Kincaid encendió las lámparas de Jasmine y acababa de abrir los estores cuando sonó la primera llamada en la puerta. Theo Dent, el comandante y Felicity Howarth llegaban juntos envueltos en un silencio incómodo, como tres extraños en un ascensor. Kincaid les dio la bienvenida, y acababa de cerrar la puerta y de recoger sus abrigos, cuando una segunda llamada anunció más llegadas. Dejó pasar a Margaret Bellamy, sin aliento y bastante más despeinada que en la sala de justicia, y detrás de ella, para alegría de Kincaid, a Roger Leveson-Gower. Kincaid cruzó una mirada con Gemma, al otro lado de la estancia, y estuvieron de acuerdo en que cinco personas mostraran tanta puntualidad era decididamente antinatural. Debían estar realmente impacientes.

– ¿El correo de Su Majestad no funciona -dijo Roger, apropiándose inmediatamente del centro del escenario- para que haya tenido que causar tantas molestias a todo el mundo? ¿O es que tiene usted una inclinación dictatorial?

Kincaid sonrió.

– No recuerdo haberle invitado a usted.

Roger pasó un brazo de propietario sobre los hombros de Margaret y ella pareció encogerse en cuanto la tocó.

– Alguien tenía que asegurarse de que no engañen a Margaret.

– Y quién mejor que usted…

– Por supuesto -dijo Roger, y la indirecta le pasó por encima de la cabeza; o más bien, delante del ego, pensó Kincaid con malicia.

Haciendo caso omiso de Roger, se volvió hacia el resto del grupo. Felicity había cogido una de las sillas de comedor y se había sentado en su habitual postura erguida; sin embargo, algo en la inclinación de su cabeza anunciaba desánimo. El comandante la imitó y se sentó a su vez, luego se puso a dar vueltas a la gorra entre sus manos, con los ojos azules fijos en la cara de Kincaid. Theo se quedó de pie, solo, tocándose los tirantes nerviosamente con los pulgares.
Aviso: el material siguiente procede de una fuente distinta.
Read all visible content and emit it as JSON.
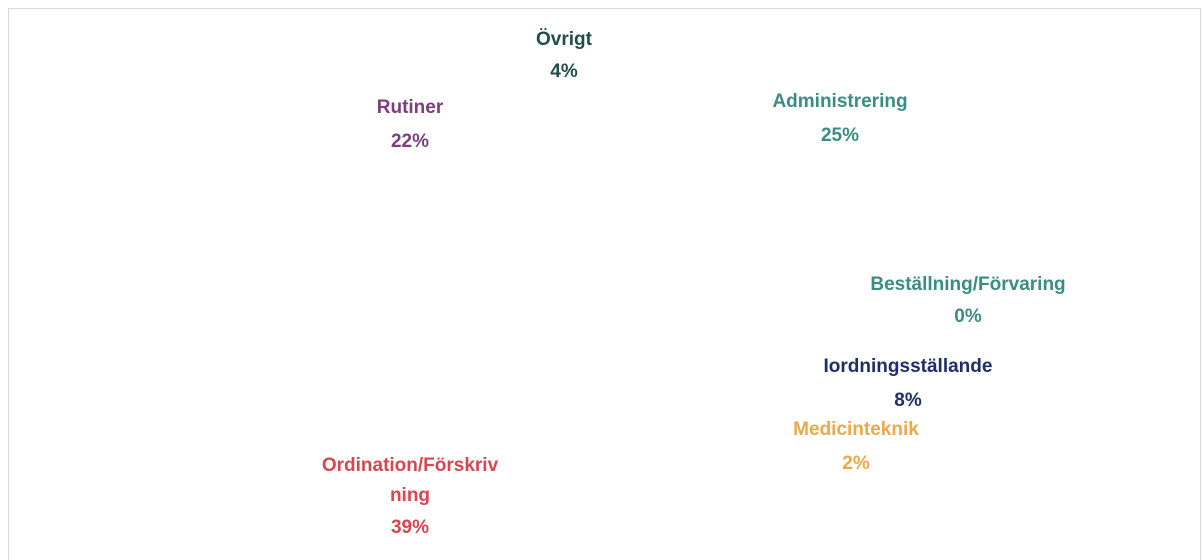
{
  "chart_data": {
    "type": "pie",
    "categories": [
      "Administrering",
      "Beställning/Förvaring",
      "Iordningsställande",
      "Medicinteknik",
      "Ordination/Förskrivning",
      "Rutiner",
      "Övrigt"
    ],
    "values": [
      25,
      0,
      8,
      2,
      39,
      22,
      4
    ],
    "value_labels": [
      "25%",
      "0%",
      "8%",
      "2%",
      "39%",
      "22%",
      "4%"
    ],
    "colors": [
      "#3b8c82",
      "#3b8c82",
      "#1f2d6b",
      "#eaa94b",
      "#d9464f",
      "#7a3f7e",
      "#1f4e4a"
    ]
  }
}
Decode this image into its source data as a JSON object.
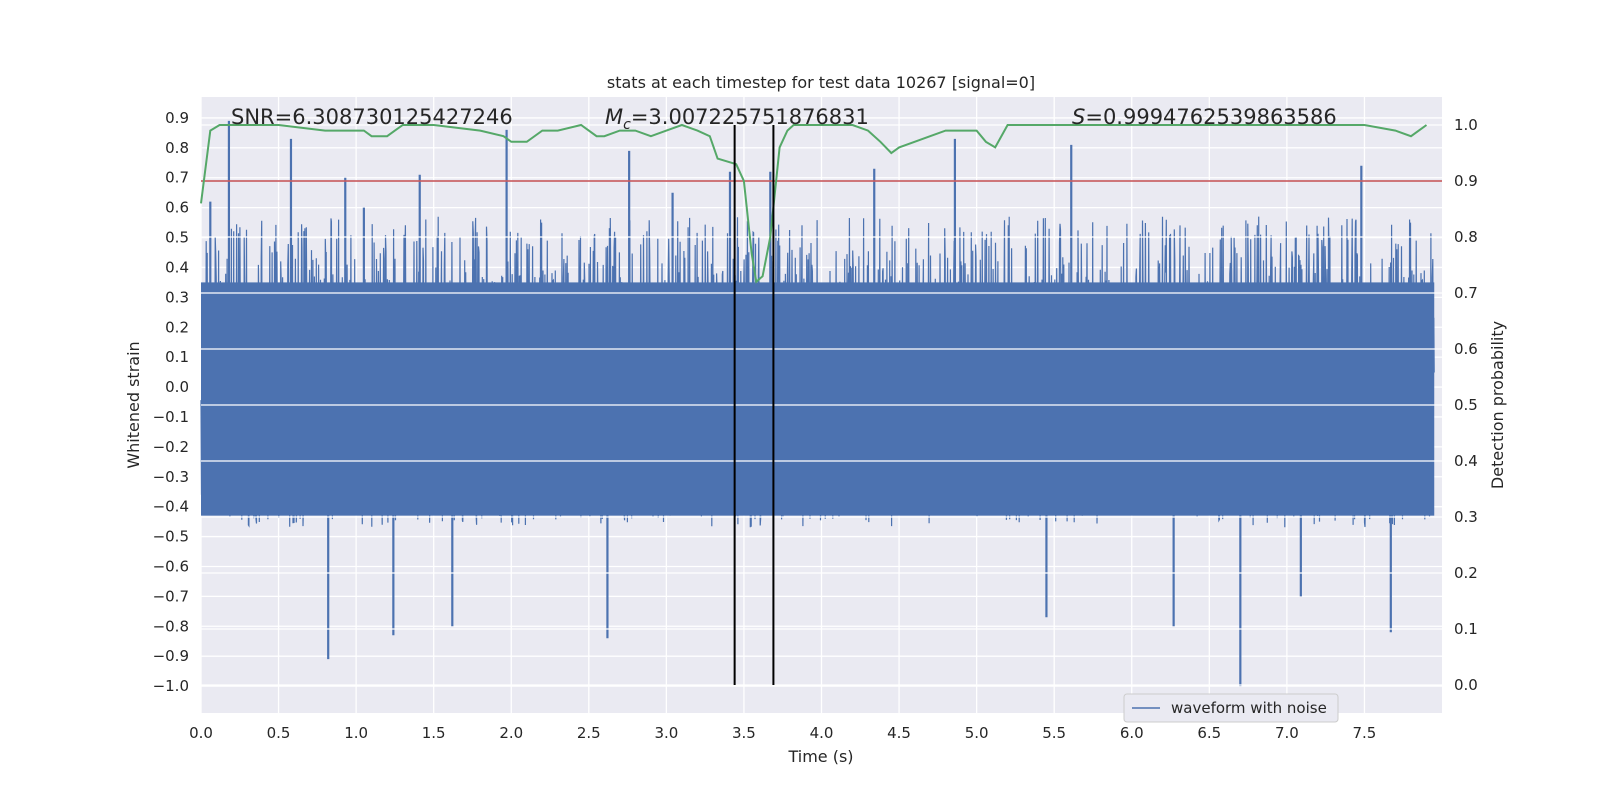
{
  "chart_data": {
    "type": "line",
    "title": "stats at each timestep for test data 10267 [signal=0]",
    "xlabel": "Time (s)",
    "ylabel_left": "Whitened strain",
    "ylabel_right": "Detection probability",
    "xlim": [
      0.0,
      8.0
    ],
    "ylim_left": [
      -1.09,
      0.97
    ],
    "ylim_right": [
      -0.05,
      1.05
    ],
    "x_ticks": [
      0.0,
      0.5,
      1.0,
      1.5,
      2.0,
      2.5,
      3.0,
      3.5,
      4.0,
      4.5,
      5.0,
      5.5,
      6.0,
      6.5,
      7.0,
      7.5
    ],
    "x_tick_labels": [
      "0.0",
      "0.5",
      "1.0",
      "1.5",
      "2.0",
      "2.5",
      "3.0",
      "3.5",
      "4.0",
      "4.5",
      "5.0",
      "5.5",
      "6.0",
      "6.5",
      "7.0",
      "7.5"
    ],
    "y_left_ticks": [
      -1.0,
      -0.9,
      -0.8,
      -0.7,
      -0.6,
      -0.5,
      -0.4,
      -0.3,
      -0.2,
      -0.1,
      0.0,
      0.1,
      0.2,
      0.3,
      0.4,
      0.5,
      0.6,
      0.7,
      0.8,
      0.9
    ],
    "y_left_tick_labels": [
      "−1.0",
      "−0.9",
      "−0.8",
      "−0.7",
      "−0.6",
      "−0.5",
      "−0.4",
      "−0.3",
      "−0.2",
      "−0.1",
      "0.0",
      "0.1",
      "0.2",
      "0.3",
      "0.4",
      "0.5",
      "0.6",
      "0.7",
      "0.8",
      "0.9"
    ],
    "y_right_ticks": [
      0.0,
      0.1,
      0.2,
      0.3,
      0.4,
      0.5,
      0.6,
      0.7,
      0.8,
      0.9,
      1.0
    ],
    "y_right_tick_labels": [
      "0.0",
      "0.1",
      "0.2",
      "0.3",
      "0.4",
      "0.5",
      "0.6",
      "0.7",
      "0.8",
      "0.9",
      "1.0"
    ],
    "grid": true,
    "legend": {
      "placement": "bottom-right",
      "entries": [
        "waveform with noise"
      ]
    },
    "annotations": {
      "snr": "SNR=6.308730125427246",
      "chirp_mass_symbol": "M",
      "chirp_mass_subscript": "c",
      "chirp_mass_value": "=3.007225751876831",
      "score_symbol": "S",
      "score_value": "=0.9994762539863586"
    },
    "threshold": {
      "axis": "right",
      "value": 0.9,
      "color": "#c44e52"
    },
    "vertical_markers": [
      3.44,
      3.69
    ],
    "waveform": {
      "name": "waveform with noise",
      "axis": "left",
      "color": "#4c72b0",
      "typical_envelope": [
        -0.45,
        0.55
      ],
      "spikes": [
        {
          "t": 0.18,
          "v": 0.89
        },
        {
          "t": 0.58,
          "v": 0.83
        },
        {
          "t": 0.82,
          "v": -0.91
        },
        {
          "t": 1.24,
          "v": -0.83
        },
        {
          "t": 1.41,
          "v": 0.71
        },
        {
          "t": 1.62,
          "v": -0.8
        },
        {
          "t": 1.97,
          "v": 0.86
        },
        {
          "t": 2.62,
          "v": -0.84
        },
        {
          "t": 2.76,
          "v": 0.79
        },
        {
          "t": 3.41,
          "v": 0.72
        },
        {
          "t": 3.67,
          "v": 0.72
        },
        {
          "t": 4.86,
          "v": 0.83
        },
        {
          "t": 5.45,
          "v": -0.77
        },
        {
          "t": 5.61,
          "v": 0.81
        },
        {
          "t": 6.27,
          "v": -0.8
        },
        {
          "t": 6.7,
          "v": -1.0
        },
        {
          "t": 7.48,
          "v": 0.74
        },
        {
          "t": 7.67,
          "v": -0.82
        },
        {
          "t": 0.06,
          "v": 0.62
        },
        {
          "t": 1.05,
          "v": 0.6
        },
        {
          "t": 4.34,
          "v": 0.73
        },
        {
          "t": 3.04,
          "v": 0.65
        },
        {
          "t": 7.09,
          "v": -0.7
        },
        {
          "t": 0.93,
          "v": 0.7
        }
      ]
    },
    "probability": {
      "axis": "right",
      "color": "#55a868",
      "x": [
        0.0,
        0.06,
        0.12,
        0.2,
        0.5,
        0.8,
        0.95,
        1.0,
        1.05,
        1.1,
        1.15,
        1.2,
        1.25,
        1.3,
        1.5,
        1.8,
        1.95,
        2.0,
        2.1,
        2.2,
        2.3,
        2.45,
        2.55,
        2.6,
        2.7,
        2.8,
        2.9,
        3.0,
        3.1,
        3.2,
        3.28,
        3.33,
        3.45,
        3.5,
        3.55,
        3.58,
        3.62,
        3.67,
        3.73,
        3.78,
        3.82,
        3.9,
        4.0,
        4.2,
        4.3,
        4.38,
        4.45,
        4.5,
        4.6,
        4.7,
        4.8,
        4.9,
        4.95,
        5.0,
        5.06,
        5.12,
        5.2,
        5.5,
        6.0,
        6.5,
        7.0,
        7.5,
        7.7,
        7.8,
        7.9
      ],
      "values": [
        0.86,
        0.99,
        1.0,
        1.0,
        1.0,
        0.99,
        0.99,
        0.99,
        0.99,
        0.98,
        0.98,
        0.98,
        0.99,
        1.0,
        1.0,
        0.99,
        0.98,
        0.97,
        0.97,
        0.99,
        0.99,
        1.0,
        0.98,
        0.98,
        0.99,
        0.99,
        0.98,
        0.99,
        1.0,
        0.99,
        0.98,
        0.94,
        0.93,
        0.9,
        0.77,
        0.72,
        0.73,
        0.8,
        0.96,
        0.99,
        1.0,
        1.0,
        1.0,
        1.0,
        0.99,
        0.97,
        0.95,
        0.96,
        0.97,
        0.98,
        0.99,
        0.99,
        0.99,
        0.99,
        0.97,
        0.96,
        1.0,
        1.0,
        1.0,
        1.0,
        1.0,
        1.0,
        0.99,
        0.98,
        1.0
      ]
    }
  }
}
Kincaid se dirigió a todos ellos.

– No nos llevará mucho rato. Siento mucho haberles causado molestias. Sé que consideran que esto es muy melodramático, pero me parece lo más práctico para abordar este tema. -Hizo una pausa para asegurarse de que todos estuvieran atentos-. Y me parecía que el propósito de Jasmine hubiera sido reunirles de una forma más personal. Una carta llega por correo… -se encogió de hombros- y es como si hubieran ganado las quinielas. Esto no es un regalo anónimo. Jasmine pensó con mucho cuidado sobre lo que quería hacer por cada uno de ustedes. En cierto modo, se trata de su última comunicación. -Kincaid tragó saliva al notar un nudo en la garganta. No había ensayado lo que diría y sus palabras lo pillaron por sorpresa, así como la finalidad que conllevaban.